The bad news, therefore, is that we’re now in another technology bubble. If you are impolite enough to mention this in Silicon Valley at the moment, however, then people will cut you dead. That’s par for the bubble course. The folks who are caught up in one do not appreciate well-meaning attempts to rain on their parade. When the Celtic tiger was roaring in my beloved homeland, for example, a lone economist named Morgan Kelly dared to say that the tiger had no fur — and he was roundly abused for his pains.

The good news is that when the current technology bubble pops there will be less collateral damage than last time. This is largely because it costs so much less to start a technology company nowadays and the funding models (and therefore the investment risks) are different. In the 1990s, you needed $5 million to get going, whereas $50,000 will do the trick now. And whereas in the late ’90s you needed venture-capital funding (with all the attendant downsides) just to demonstrate that you might have a viable business, nowadays you only seek venture capital funds to scale up the enterprise into a proper company.

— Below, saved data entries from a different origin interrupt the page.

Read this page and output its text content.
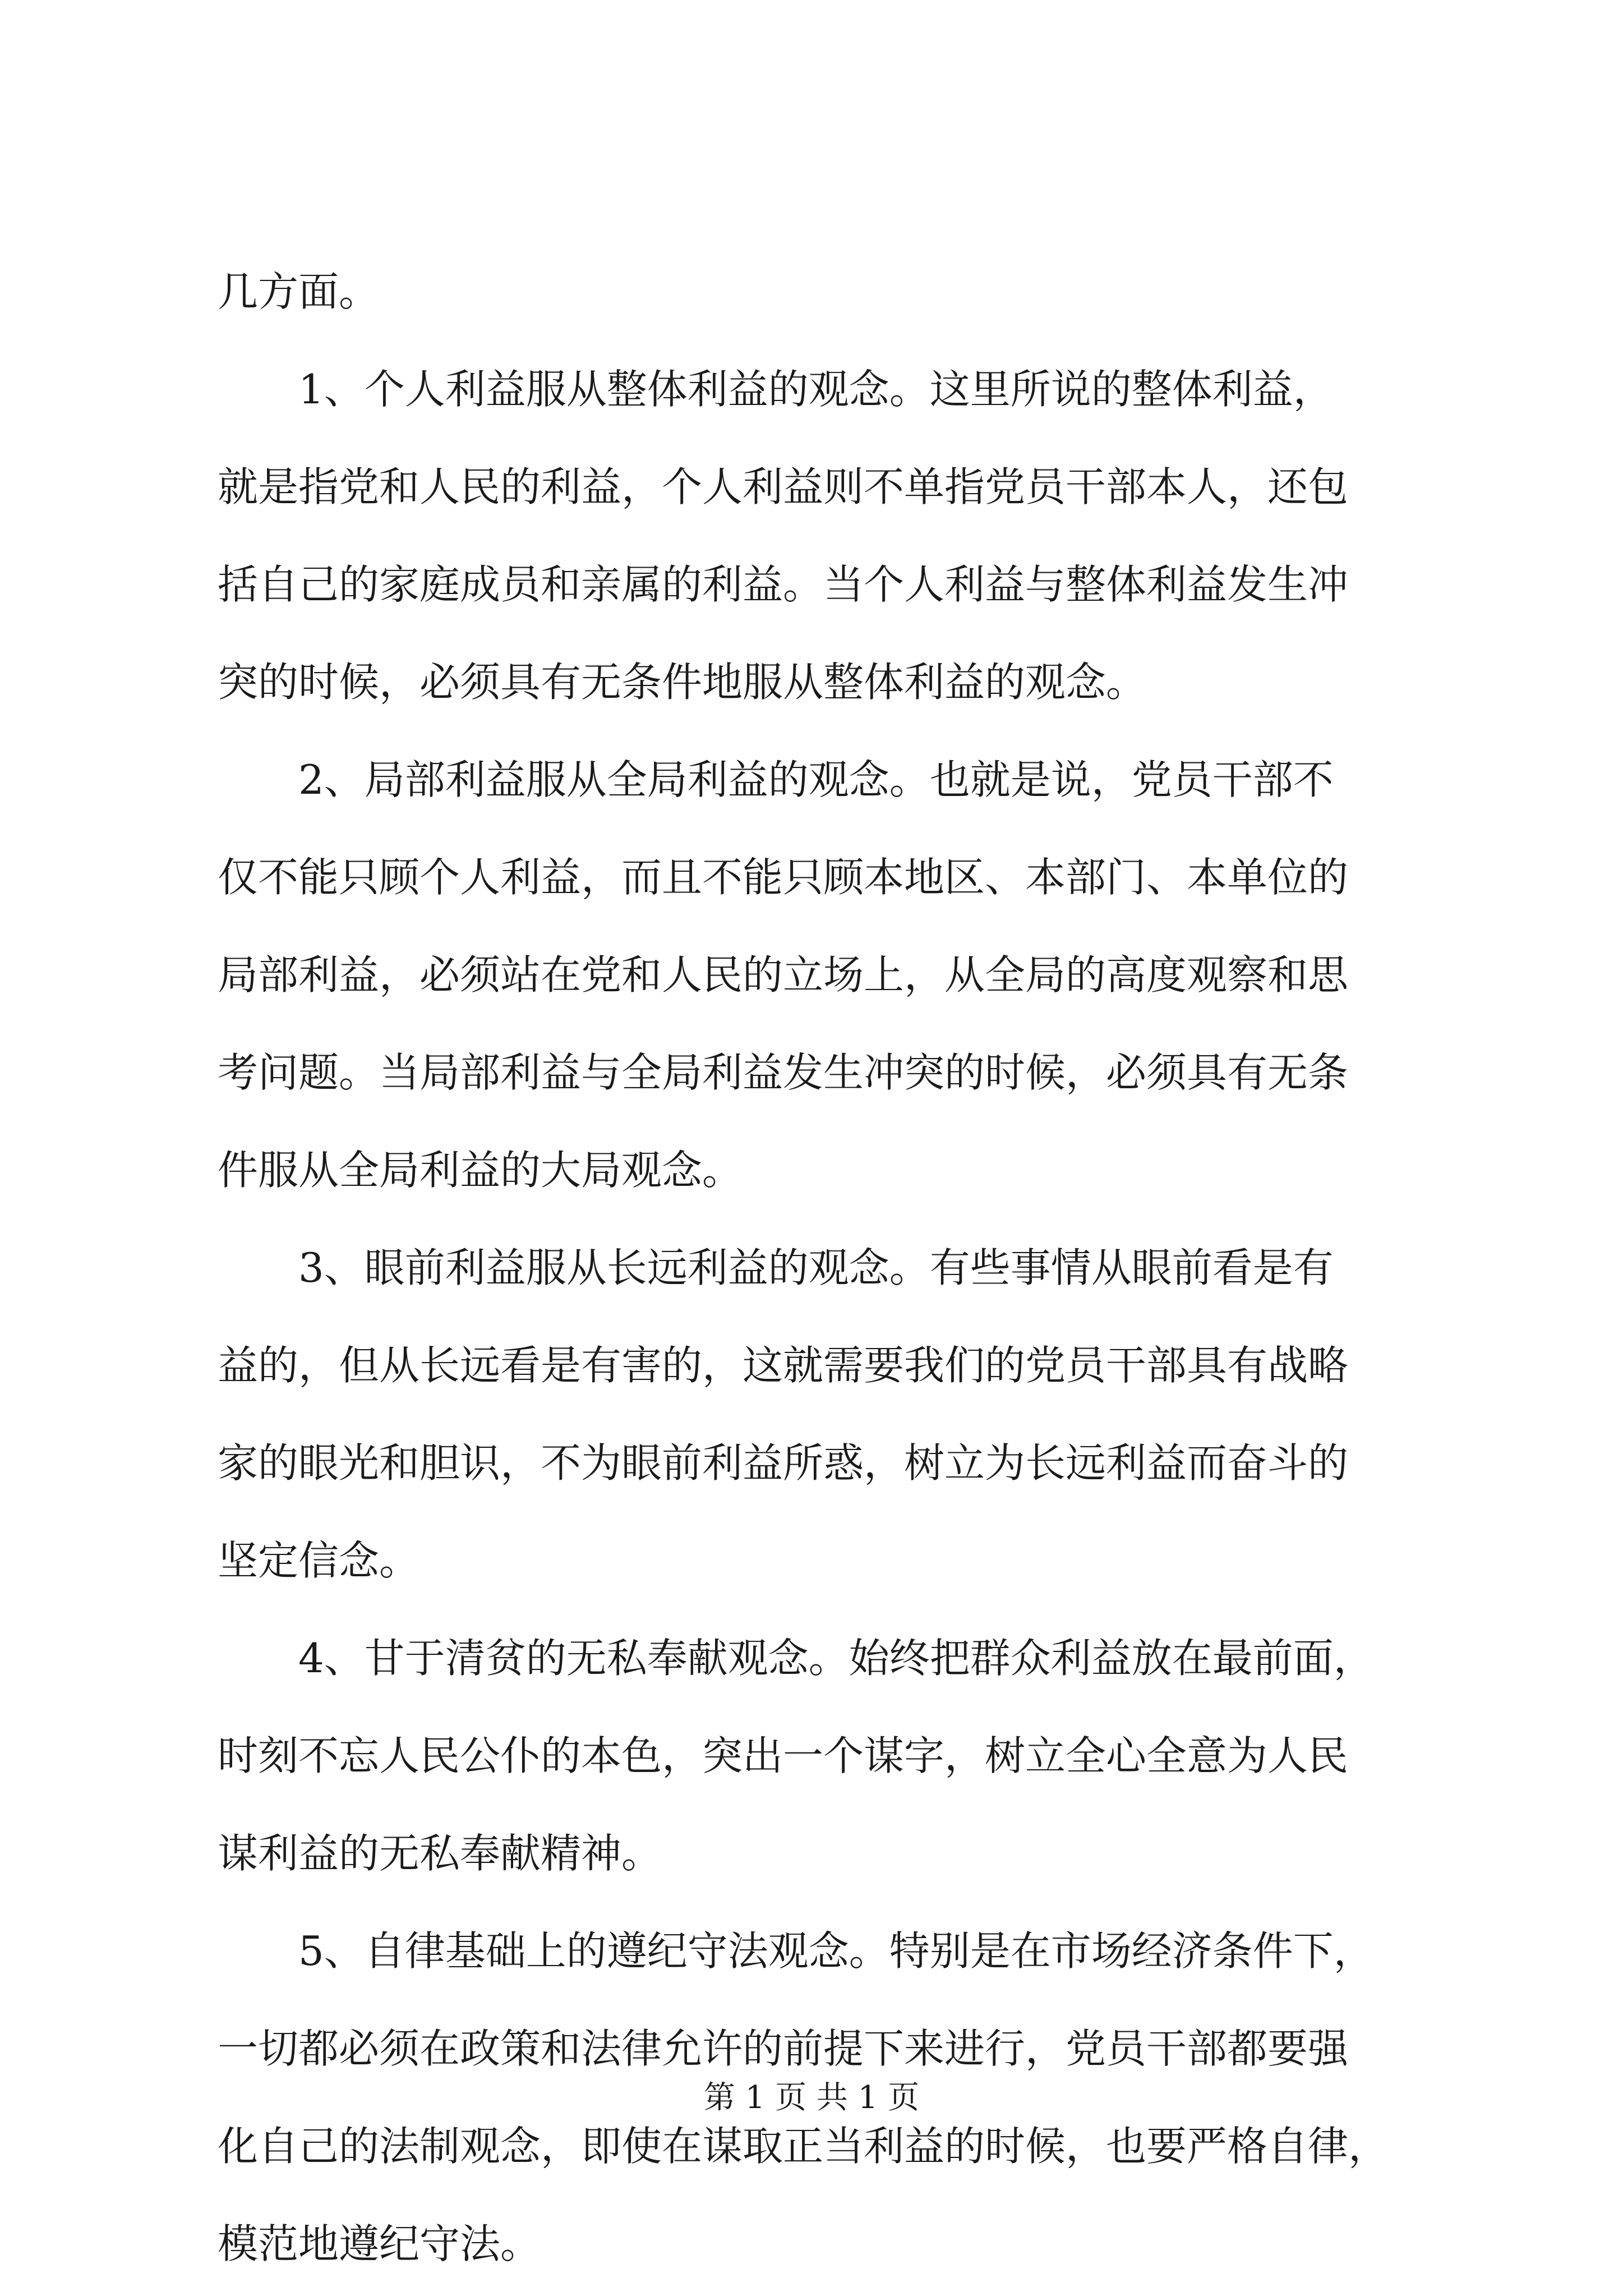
几方面。
1、个人利益服从整体利益的观念。这里所说的整体利益，
就是指党和人民的利益，个人利益则不单指党员干部本人，还包
括自己的家庭成员和亲属的利益。当个人利益与整体利益发生冲
突的时候，必须具有无条件地服从整体利益的观念。
2、局部利益服从全局利益的观念。也就是说，党员干部不
仅不能只顾个人利益，而且不能只顾本地区、本部门、本单位的
局部利益，必须站在党和人民的立场上，从全局的高度观察和思
考问题。当局部利益与全局利益发生冲突的时候，必须具有无条
件服从全局利益的大局观念。
3、眼前利益服从长远利益的观念。有些事情从眼前看是有
益的，但从长远看是有害的，这就需要我们的党员干部具有战略
家的眼光和胆识，不为眼前利益所惑，树立为长远利益而奋斗的
坚定信念。
4、甘于清贫的无私奉献观念。始终把群众利益放在最前面，
时刻不忘人民公仆的本色，突出一个谋字，树立全心全意为人民
谋利益的无私奉献精神。
5、自律基础上的遵纪守法观念。特别是在市场经济条件下，
一切都必须在政策和法律允许的前提下来进行，党员干部都要强
化自己的法制观念，即使在谋取正当利益的时候，也要严格自律，
模范地遵纪守法。
第 1 页 共 1 页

The critical moment in any startup’s life is making the transition from idea to commitment. It’s the point where you and a mate decide to abandon the day job and work full time on the concept. And here, again, things have changed compared with the ’90s, largely thanks to Paul Graham, a celebrated programmer, essayist and investor. In 2005, he and two colleagues came up with the idea for a startup incubator they named Y Combinator, which would provide seed money, advice and connections at two three-month programs every year. In exchange, Y Combinator took an average of about 6 percent of each new company’s equity. Thus far, Y Combinator has incubated more than 550 startups, 287 of which are cumulatively worth $11.7 billion (¥1.98 trillion) and include Dropbox, Airbnb, Stripe and Reddit. So Graham has become even richer and the incubator model has spread to other countries.

“When I graduated from college in 1986,” he writes, “there were essentially two options: Get a job or go to grad school. Now there’s a third: Start your own company. That’s a big change. In principle, it was possible to start your own company in 1986, too, but it didn’t seem like a real possibility. It seemed possible to start a consulting company or a niche-product company, but it didn’t seem possible to start a company that would become big. That kind of change, from two paths to three, is the sort of big social shift that only happens once every few generations. I think we’re still at the beginning of this one.”

So maybe Galbraith was wrong: Sometimes, we do learn from our mistakes.